The Elastic Rod Model for DNA and Its Application to the Tertiary Structure of DNA Minicircles in Mononucleosomes

Abstract

Explicit solutions to the equations of equilibrium in the theory of the elastic rod model for DNA are employed to develop a procedure for finding the configuration that minimizes the elastic energy of a minicircle in a mononucleosome with specified values of the minicircle size N in base pairs, the extent w of wrapping of DNA about the histone core particle, the helical repeat h0b of the bound DNA, and the linking number Lk of the minicircle. The procedure permits a determination of the set S(N, w, h0b) of integral values of Lk for which the minimum energy configuration does not involve self-contact, and graphs of writhe versus w are presented for such values of Lk.

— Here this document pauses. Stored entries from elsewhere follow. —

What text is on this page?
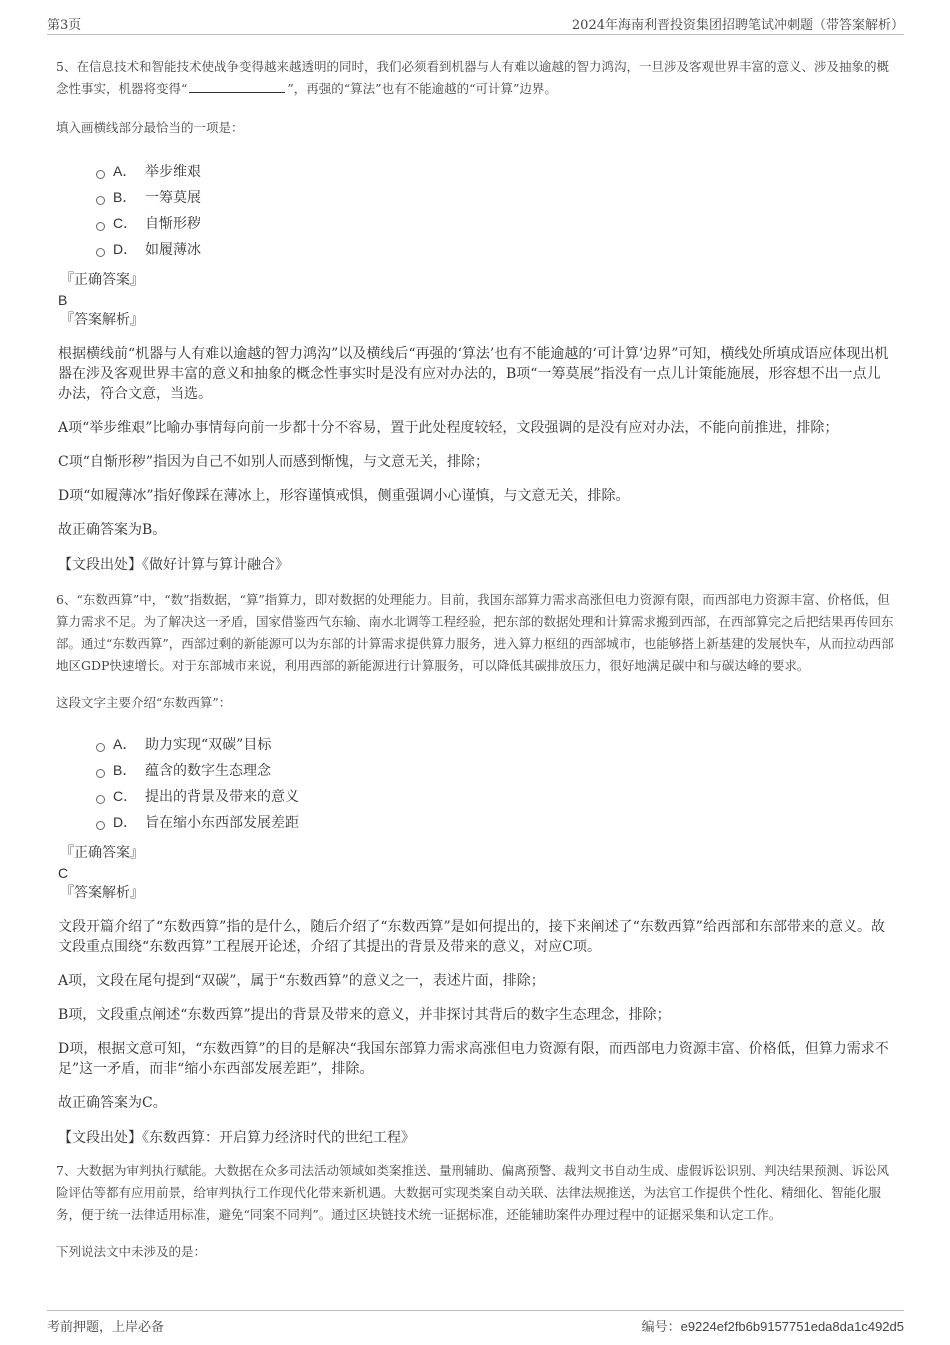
第3页	2024年海南利晋投资集团招聘笔试冲刺题（带答案解析）

5、在信息技术和智能技术使战争变得越来越透明的同时，我们必须看到机器与人有难以逾越的智力鸿沟，一旦涉及客观世界丰富的意义、涉及抽象的概念性事实，机器将变得“	”，再强的“算法”也有不能逾越的“可计算”边界。

填入画横线部分最恰当的一项是：

A． 举步维艰
B． 一筹莫展
C． 自惭形秽
D． 如履薄冰

『正确答案』

B

『答案解析』

根据横线前“机器与人有难以逾越的智力鸿沟”以及横线后“再强的‘算法’也有不能逾越的‘可计算’边界”可知，横线处所填成语应体现出机器在涉及客观世界丰富的意义和抽象的概念性事实时是没有应对办法的，B项“一筹莫展”指没有一点儿计策能施展，形容想不出一点儿办法，符合文意，当选。

A项“举步维艰”比喻办事情每向前一步都十分不容易，置于此处程度较轻，文段强调的是没有应对办法，不能向前推进，排除；

C项“自惭形秽”指因为自己不如别人而感到惭愧，与文意无关，排除；

D项“如履薄冰”指好像踩在薄冰上，形容谨慎戒惧，侧重强调小心谨慎，与文意无关，排除。

故正确答案为B。

【文段出处】《做好计算与算计融合》

6、“东数西算”中，“数”指数据，“算”指算力，即对数据的处理能力。目前，我国东部算力需求高涨但电力资源有限，而西部电力资源丰富、价格低，但算力需求不足。为了解决这一矛盾，国家借鉴西气东输、南水北调等工程经验，把东部的数据处理和计算需求搬到西部，在西部算完之后把结果再传回东部。通过“东数西算”，西部过剩的新能源可以为东部的计算需求提供算力服务，进入算力枢纽的西部城市，也能够搭上新基建的发展快车，从而拉动西部地区GDP快速增长。对于东部城市来说，利用西部的新能源进行计算服务，可以降低其碳排放压力，很好地满足碳中和与碳达峰的要求。

这段文字主要介绍“东数西算”：

A． 助力实现“双碳”目标
B． 蕴含的数字生态理念
C． 提出的背景及带来的意义
D． 旨在缩小东西部发展差距

『正确答案』

C

『答案解析』

文段开篇介绍了“东数西算”指的是什么，随后介绍了“东数西算”是如何提出的，接下来阐述了“东数西算”给西部和东部带来的意义。故文段重点围绕“东数西算”工程展开论述，介绍了其提出的背景及带来的意义，对应C项。

A项，文段在尾句提到“双碳”，属于“东数西算”的意义之一，表述片面，排除；

B项，文段重点阐述“东数西算”提出的背景及带来的意义，并非探讨其背后的数字生态理念，排除；

D项，根据文意可知，“东数西算”的目的是解决“我国东部算力需求高涨但电力资源有限，而西部电力资源丰富、价格低，但算力需求不足”这一矛盾，而非“缩小东西部发展差距”，排除。

故正确答案为C。

【文段出处】《东数西算：开启算力经济时代的世纪工程》

7、大数据为审判执行赋能。大数据在众多司法活动领域如类案推送、量刑辅助、偏离预警、裁判文书自动生成、虚假诉讼识别、判决结果预测、诉讼风险评估等都有应用前景，给审判执行工作现代化带来新机遇。大数据可实现类案自动关联、法律法规推送，为法官工作提供个性化、精细化、智能化服务，便于统一法律适用标准，避免“同案不同判”。通过区块链技术统一证据标准，还能辅助案件办理过程中的证据采集和认定工作。

下列说法文中未涉及的是：

考前押题，上岸必备	编号：e9224ef2fb6b9157751eda8da1c492d5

For the range of N of interest here, 330<N<370, the set S(N, w, h0b) is of primary importance: when Lk is not in S(N, w, h0b), the configurations compatible with Lk have elastic energies high enough to preclude the occurrence of an observable concentration of topoisomer Lk in an equilibrium distribution of topoisomers. Equilibrium distributions of Lk, calculated by setting differences in the free energy of the extranucleosomal loop equal to differences in equilibrium elastic energy, are found to be very close to Gaussian when computed under the assumption that w is fixed, but far from Gaussian when it is assumed that w fluctuates between two values. The theoretical results given suggest a method by which one may calculate DNA-histone binding energies from measured equilibrium distributions of Lk.